Awards and highlights
- Pro Bowl (2000); Second-team All-American (1993);

Career NFL statistics
- Games played: 156
- Games started: 140
- Stats at Pro Football Reference

= Tim Ruddy =

American football player (born 1972)

Tim Ruddy (born April 27, 1972) is an American former professional football player who was a center for the Miami Dolphins of the National Football League (NFL) from 1994 to 2003. He played college football for the Notre Dame Fighting Irish.

==High school==
- Attended Dunmore High School in Dunmore, PA, playing football under legendary coach Jack Henzes
- Named honorable mention All-America by Sporting News as a Senior
- Selected as 15th best prospect in the nation by Atlanta Journal-Constitution
- Won the state championship in the shot put as a senior, took third in the state in the discus that year
- Earned two letters as two-way tackle, long snapper and kicker
- Lettered three times in track, performing in the discus and shot put
- Graduated from Dunmore High School with perfect 4.0 GPA
- Nicknamed 'Big Master'

==College career==
Ruddy attended The University of Notre Dame from 1990 to 1994. He was a four-year letterman and two year starter during this time.
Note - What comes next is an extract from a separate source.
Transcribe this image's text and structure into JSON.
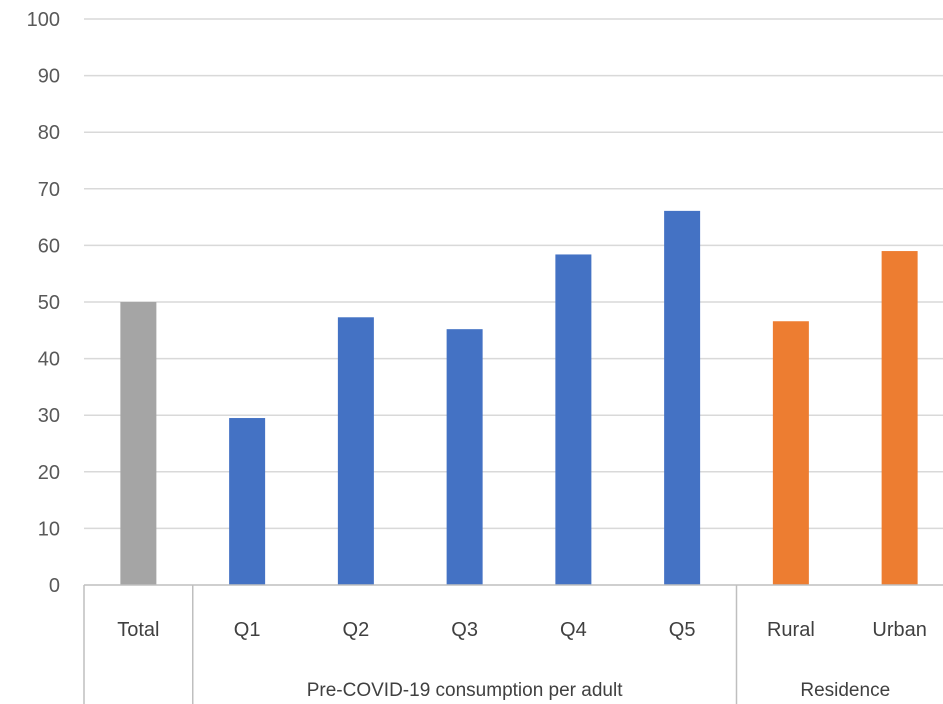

As a senior, he elected as one of the team's captains and was selected as a second-team All-America and first-team All-Independent by The Football News and the Associated Press.
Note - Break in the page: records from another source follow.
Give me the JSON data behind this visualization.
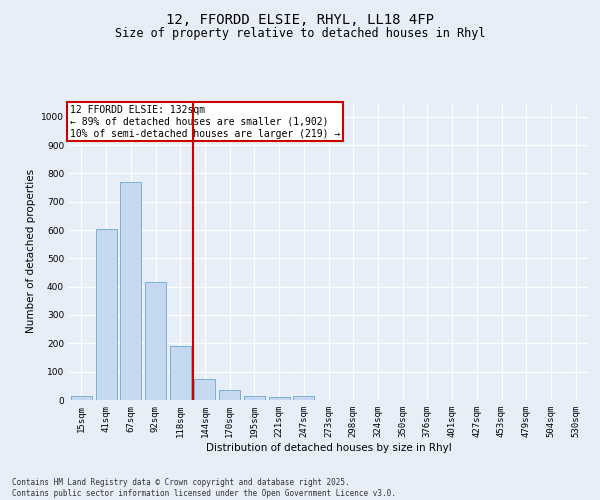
{
  "title_line1": "12, FFORDD ELSIE, RHYL, LL18 4FP",
  "title_line2": "Size of property relative to detached houses in Rhyl",
  "xlabel": "Distribution of detached houses by size in Rhyl",
  "ylabel": "Number of detached properties",
  "categories": [
    "15sqm",
    "41sqm",
    "67sqm",
    "92sqm",
    "118sqm",
    "144sqm",
    "170sqm",
    "195sqm",
    "221sqm",
    "247sqm",
    "273sqm",
    "298sqm",
    "324sqm",
    "350sqm",
    "376sqm",
    "401sqm",
    "427sqm",
    "453sqm",
    "479sqm",
    "504sqm",
    "530sqm"
  ],
  "values": [
    15,
    605,
    770,
    415,
    190,
    75,
    35,
    15,
    10,
    13,
    0,
    0,
    0,
    0,
    0,
    0,
    0,
    0,
    0,
    0,
    0
  ],
  "bar_color": "#c5d8f0",
  "bar_edge_color": "#7aafd4",
  "vline_color": "#cc0000",
  "vline_x": 4.5,
  "ylim": [
    0,
    1050
  ],
  "yticks": [
    0,
    100,
    200,
    300,
    400,
    500,
    600,
    700,
    800,
    900,
    1000
  ],
  "annotation_text": "12 FFORDD ELSIE: 132sqm\n← 89% of detached houses are smaller (1,902)\n10% of semi-detached houses are larger (219) →",
  "annotation_box_color": "#cc0000",
  "footer_text": "Contains HM Land Registry data © Crown copyright and database right 2025.\nContains public sector information licensed under the Open Government Licence v3.0.",
  "background_color": "#e8eef8",
  "plot_bg_color": "#e8eef8",
  "title1_fontsize": 10,
  "title2_fontsize": 8.5,
  "tick_fontsize": 6.5,
  "axis_label_fontsize": 7.5,
  "annot_fontsize": 7
}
Ruddy also posted a perfect 4.0 GPA his junior and senior years at Notre Dame. He graduated summa cum laude with a 3.86 GPA and holds a B.S. in mechanical engineering, and holds membership in the Tau Beta Pi engineering honor society. He also earned post-graduate scholarships from the NCAA and the National Football Foundation. He was named as an Academic All-American during both his junior and senior years, and was named the GTE Academic All American of the Year in his senior season.

==Professional career==
Ruddy was the second-round draft choice (65th overall) of Miami in 1994. Ruddy started 140 games of his 156 games played, in which all 16 of those non-starts were his rookie year, but he saw time in all of them. He missed only 4 regular season games during his 10-year career. During most of his career, he was the center for Dan Marino, who has held almost every meaningful NFL passing record and is widely recognized as one of the greatest quarterbacks in football history. He also anchored the line in 2002 for Ricky Williams's NFL rushing title, which included two 200+ yard rushing games. During Ruddy's 10 years with the Dolphins(1994–2003), the team made the playoffs 7 times, and never posted a losing record for the season.
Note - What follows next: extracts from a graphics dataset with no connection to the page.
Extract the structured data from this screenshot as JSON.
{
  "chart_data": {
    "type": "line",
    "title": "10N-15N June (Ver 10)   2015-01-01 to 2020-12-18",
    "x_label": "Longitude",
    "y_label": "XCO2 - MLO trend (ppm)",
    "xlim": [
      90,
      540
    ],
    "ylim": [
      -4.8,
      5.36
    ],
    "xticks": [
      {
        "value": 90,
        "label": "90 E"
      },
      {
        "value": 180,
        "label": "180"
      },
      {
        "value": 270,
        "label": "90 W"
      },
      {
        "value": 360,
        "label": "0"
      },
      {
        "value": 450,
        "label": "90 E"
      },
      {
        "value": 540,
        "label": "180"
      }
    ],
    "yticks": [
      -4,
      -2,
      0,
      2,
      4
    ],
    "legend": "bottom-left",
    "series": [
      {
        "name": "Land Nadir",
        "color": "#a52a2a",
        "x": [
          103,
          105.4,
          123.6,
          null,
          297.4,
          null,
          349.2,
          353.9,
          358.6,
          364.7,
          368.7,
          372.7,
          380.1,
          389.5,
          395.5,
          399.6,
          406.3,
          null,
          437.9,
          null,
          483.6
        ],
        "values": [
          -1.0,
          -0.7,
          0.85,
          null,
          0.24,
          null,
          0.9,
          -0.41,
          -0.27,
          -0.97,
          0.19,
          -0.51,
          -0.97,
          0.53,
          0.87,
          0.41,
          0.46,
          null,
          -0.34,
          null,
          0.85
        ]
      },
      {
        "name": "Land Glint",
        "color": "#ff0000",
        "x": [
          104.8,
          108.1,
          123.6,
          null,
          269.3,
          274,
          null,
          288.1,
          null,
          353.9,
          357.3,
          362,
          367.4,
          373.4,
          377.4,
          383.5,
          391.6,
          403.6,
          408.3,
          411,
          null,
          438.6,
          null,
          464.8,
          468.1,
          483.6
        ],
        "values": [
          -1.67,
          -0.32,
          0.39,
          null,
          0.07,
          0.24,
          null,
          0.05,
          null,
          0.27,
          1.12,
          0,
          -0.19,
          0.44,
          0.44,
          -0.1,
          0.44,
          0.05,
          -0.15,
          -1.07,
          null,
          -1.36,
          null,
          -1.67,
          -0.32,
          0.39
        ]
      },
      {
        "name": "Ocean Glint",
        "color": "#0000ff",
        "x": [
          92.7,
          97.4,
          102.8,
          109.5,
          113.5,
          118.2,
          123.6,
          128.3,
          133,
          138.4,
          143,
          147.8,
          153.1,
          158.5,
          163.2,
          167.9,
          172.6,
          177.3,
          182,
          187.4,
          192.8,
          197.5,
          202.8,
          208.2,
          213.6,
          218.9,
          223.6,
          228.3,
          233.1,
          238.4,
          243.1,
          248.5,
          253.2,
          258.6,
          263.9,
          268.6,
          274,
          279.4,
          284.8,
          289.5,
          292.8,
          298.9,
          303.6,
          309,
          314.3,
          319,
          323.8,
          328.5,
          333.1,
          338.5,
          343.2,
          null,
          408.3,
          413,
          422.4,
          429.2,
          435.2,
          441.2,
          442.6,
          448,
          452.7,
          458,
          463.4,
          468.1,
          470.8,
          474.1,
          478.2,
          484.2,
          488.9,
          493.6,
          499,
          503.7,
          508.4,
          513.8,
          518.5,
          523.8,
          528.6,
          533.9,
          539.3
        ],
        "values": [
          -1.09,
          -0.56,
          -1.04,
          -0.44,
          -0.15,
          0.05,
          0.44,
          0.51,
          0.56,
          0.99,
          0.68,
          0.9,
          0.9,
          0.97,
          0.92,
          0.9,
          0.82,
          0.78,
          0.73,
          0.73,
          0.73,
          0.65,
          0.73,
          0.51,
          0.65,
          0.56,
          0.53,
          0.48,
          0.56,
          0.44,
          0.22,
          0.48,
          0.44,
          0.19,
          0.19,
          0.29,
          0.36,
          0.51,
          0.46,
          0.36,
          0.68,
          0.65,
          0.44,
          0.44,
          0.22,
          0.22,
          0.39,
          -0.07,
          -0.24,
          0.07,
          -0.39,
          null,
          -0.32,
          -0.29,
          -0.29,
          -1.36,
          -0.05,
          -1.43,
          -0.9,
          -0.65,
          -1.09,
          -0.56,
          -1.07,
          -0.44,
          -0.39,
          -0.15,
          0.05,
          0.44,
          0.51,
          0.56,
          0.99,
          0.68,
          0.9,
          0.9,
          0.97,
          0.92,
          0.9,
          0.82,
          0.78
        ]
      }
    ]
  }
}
In 2001, Ruddy was named to his first and only Pro Bowl. Ruddy was the first Miami center to be selected to the Pro Bowl since Hall of Fame center Dwight Stephenson in 1987. The last year of Ruddy's career was plagued by injury and his playing time was limited. Ruddy was released by Miami following the 2003 season. It was rumored he talked to a few teams after his departure from Miami, but did not sign with any team.

Ruddy was elected team captain 3 times and was selected as one of the top 40 Miami Dolphin players of all time. He was named as a second team offensive line selection to the Pennsylvania Football News All-Century Team. In 2020, he was elected into the Pennsylvania Sports Hall of Fame.